A lofty view from a jetliner. The low sun makes this an especially stunning photo.
Reader photo by Richard Pearce, Guilford, VT

Also, you don’t need a lot of expensive camera equipment to capture great photos of the sky; a simple point-and-shoot camera will do nicely. It’s best to scout out a location before you want to take pictures. A beautiful sky alone can be a great subject, but you might also want to look for an area with a center of interest, like a tree or mountains for the foreground.

Stormy skies can provide much drama in your pictures.
Reader photo by Maximiliano D’ Angelo, San Diego, CA

Although sunrise occurs before many of us get up in the morning and sunsets take place during dinner time, it’s worth the extra effort to go out of your way to capture nature’s light shows. During these times, the sky can be very colorful, and is often streaked with warm hues of reds and oranges. When photographing a dramatic sunrise or sunset, try to include a simple, instantly recognizable foreground element in silhouette. This will add interest to your image of the sky, and can reveal something about your location. For example, palm trees silhouetted against a sunset on a beach will make a tropical statement. A couple holding hands on the beach spells romance.

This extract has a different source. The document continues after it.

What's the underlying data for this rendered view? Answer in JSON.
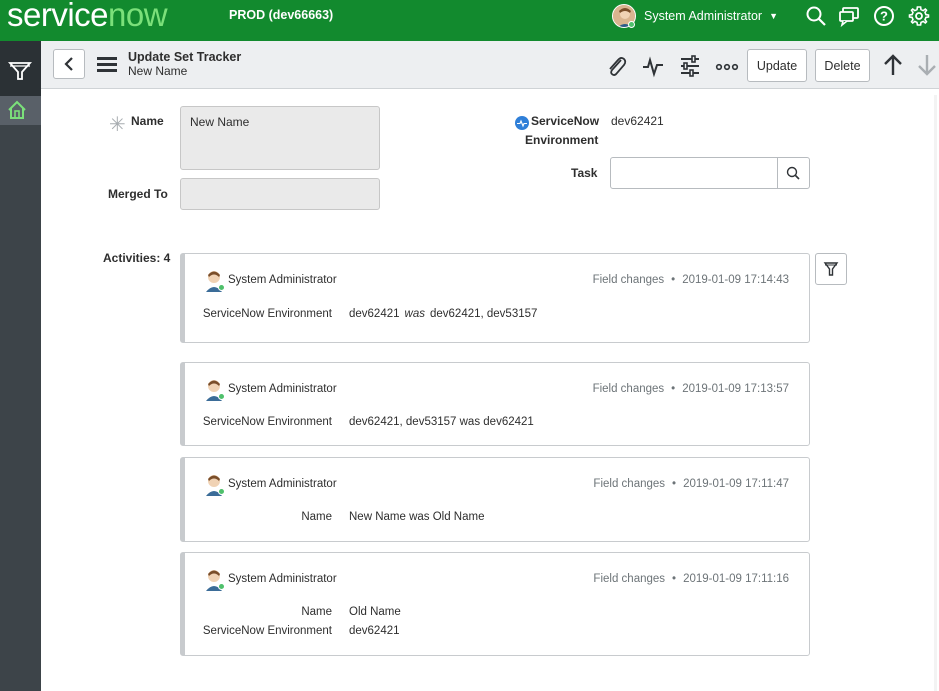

This interesting cloud formation is a great photo subject, and the foreground scene provides a visual anchor.
Reader photo by Tina Wright, Raleigh, NC

You can include a setting (or rising) sun in your pictures, but keep in mind that the sun never appears as large in a photo as it does to our eyes. If your camera has a zoom lens, use a moderate telephoto setting to make the sun larger in your pictures (likewise, use the wide-angle setting to capture a broad expanse of sky). Before clicking the shutter, aim your lens to a bright area of sky away from the sun. Your camera will get a more accurate reading of the colors in the sky. You can recompose the picture to include the sun if you want to. Whatever you do, don’t stare directly into the sun, with or without your camera—this can cause eye damage.

Although you have a very brief window of time at dawn or dusk, shoot lots of pictures, as the clouds and colors in the sky can vary. If you’re trying to capture the outline of a landscape or a city skyline in the foreground, expose for the sky since it will be the brightest area in your image.